Consider Paul’s confidence in Timothy. He was a younger man replicating Christ’s concern for God’s children. Paul says; “I have no one like him, who will be genuinely concerned for your welfare” (Philippians 2:20). Our Churches need more forward believing, forward concerned people like Timothy. Believers benefit from being part of a congregation possessing this degree of dependable concern for each other. Concern, not so much for the frivolous matters of life; but concern for the whole person that takes the required time with the needed patience. This concern has Christlikeness, purity, biblical truth, marriage and family relationships, plus the raft of everyday health and well-being issues which we all live with at its heart.
The Church of Jesus Christ needs to “take care… lest there be in any of you an evil, unbelieving heart, leading you to fall away from the living God. 13 But exhort one another every day, as long as it is called “today,” that none of you may be hardened by the deceitfulness of sin” (Hebrews 3:12-13). Sin can so easily seduce you through self-centred thinking. Since in God’s wisdom, He has designed His Church with Christ as the head and not the almighty “I”, we need to look out for each other on Christ’s behalf.
Genuine Christ-like character is concerned about the Saviour’s glory (1Co 10:31) and how to glorify Christ through our relationships. It longs for opportunities to express the loving grace of God into other’s lives for the purpose of salvation, then sanctification, then glorification (Rom 8:29-30; 1Co 1:30; 1Th 4:3). Along the way there will be discipleship in personal life issues, healing and recovery from pains, and victories over sinful inner strong-holds.
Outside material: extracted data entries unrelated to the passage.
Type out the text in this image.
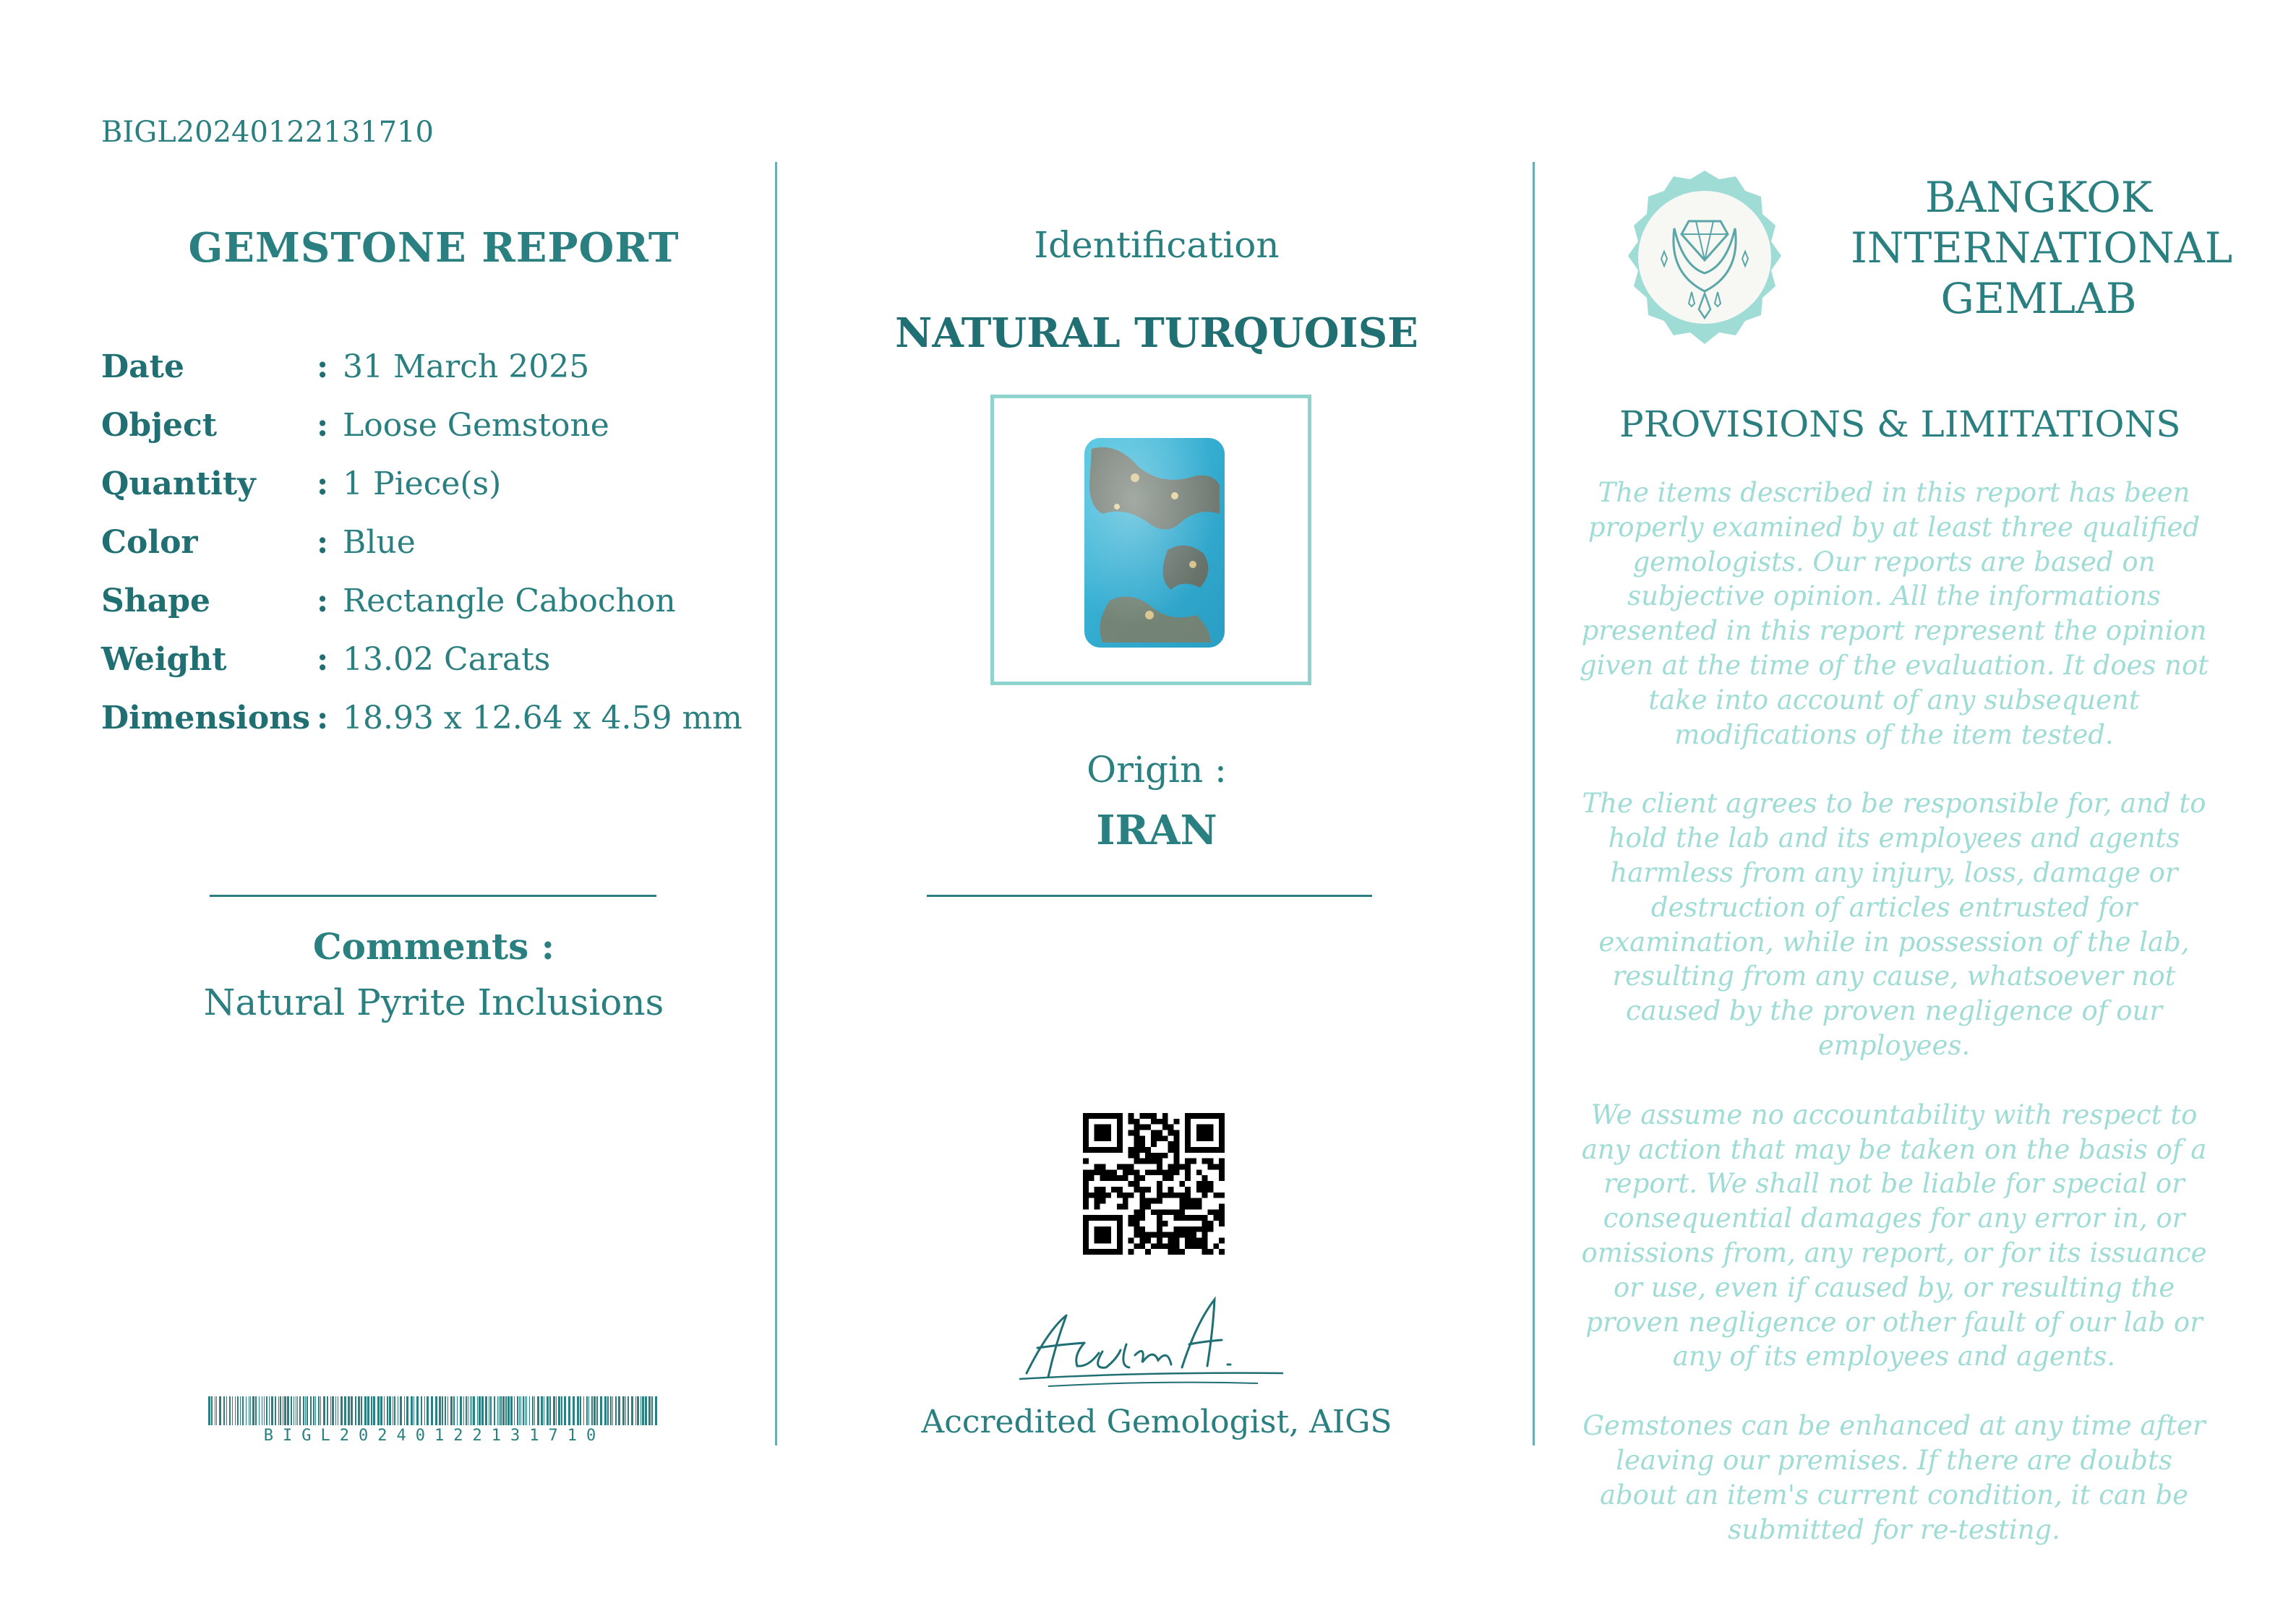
BIGL20240122131710
GEMSTONE REPORT
Date	: 31 March 2025
Object	: Loose Gemstone
Quantity : 1 Piece(s)
Color	: Blue
Shape	: Rectangle Cabochon
Weight	: 13.02 Carats
Dimensions : 18.93 x 12.64 x 4.59 mm
Comments :
Natural Pyrite Inclusions
BIGL20240122131710
Identification
NATURAL TURQUOISE
Origin :
IRAN
Accredited Gemologist, AIGS
BANGKOK
INTERNATIONAL
GEMLAB
PROVISIONS & LIMITATIONS

The items described in this report has been properly examined by at least three qualified gemologists. Our reports are based on subjective opinion. All the informations presented in this report represent the opinion given at the time of the evaluation. It does not take into account of any subsequent modifications of the item tested.

The client agrees to be responsible for, and to hold the lab and its employees and agents harmless from any injury, loss, damage or destruction of articles entrusted for examination, while in possession of the lab, resulting from any cause, whatsoever not caused by the proven negligence of our employees.

We assume no accountability with respect to any action that may be taken on the basis of a report. We shall not be liable for special or consequential damages for any error in, or omissions from, any report, or for its issuance or use, even if caused by, or resulting the proven negligence or other fault of our lab or any of its employees and agents.

Gemstones can be enhanced at any time after leaving our premises. If there are doubts about an item's current condition, it can be submitted for re-testing.
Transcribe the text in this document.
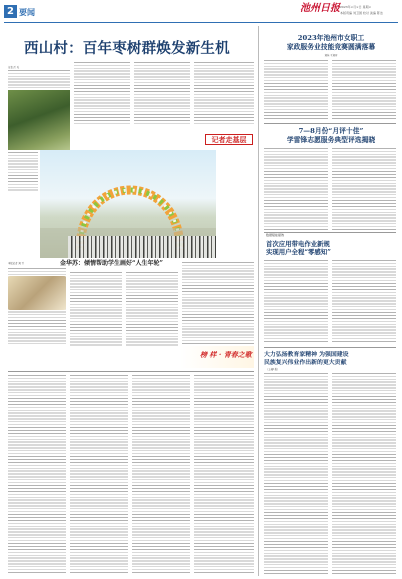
2 要闻	池州日报 2023年×月×日 星期×
本版责编 刘卫国 校对 美编 陈洁
西山村：百年枣树群焕发新生机
记者 汪 天
记者走基层
金华苏：倾情帮助学生画好“人生年轮”
本报记者 刘 卫
榜 样 · 青春之歌
2023年池州市女职工
家政服务业技能竞赛圆满落幕
刘佳 王刘芳
7—8月份“月评十佳”
学雷锋志愿服务典型评选揭晓
数据赋能提效
首次应用带电作业新规
实现用户全程“零感知”
大力弘扬教育家精神 为强国建设
民族复兴伟业作出新的更大贡献
（上接1版）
The holiness of fellow Christians should captivate our attention. How easy it is for us to lose focus of God’s design, His desire for His Church. God’s eternal plan is straight forward; “those whom he predestined he also called, and those whom he called he also justified, and those whom he justified he also glorified” (Romans 8:30). Therefore, we Christians should walk in unity with Christ; encouraging, uplifting, equipping, and exhorting one another to selfless, holy, and more joyfull mature living for Christ (Eph 4:12-16).
Christ’s selfless character is our bullseye target in personal development; “Do nothing from selfish ambition or conceit, but in humility count others more significant than yourselves” (Philippians 2:3). But how do you do this? “Let each of you look not only to his own interests, but also to the interests of others” (Philippians 2:4). When you have a thought for self, chose to have a similar thought for others. When you plan to treat yourself, plan to treat another also. When you pray for self, pray first for others. When you dream to bless self, dream and plan to bless others.
I encourage you today, to check your priority of concerns. Align them with God’s concerns, Christ will be honoured, others will be blessed, and you shall be satisfied.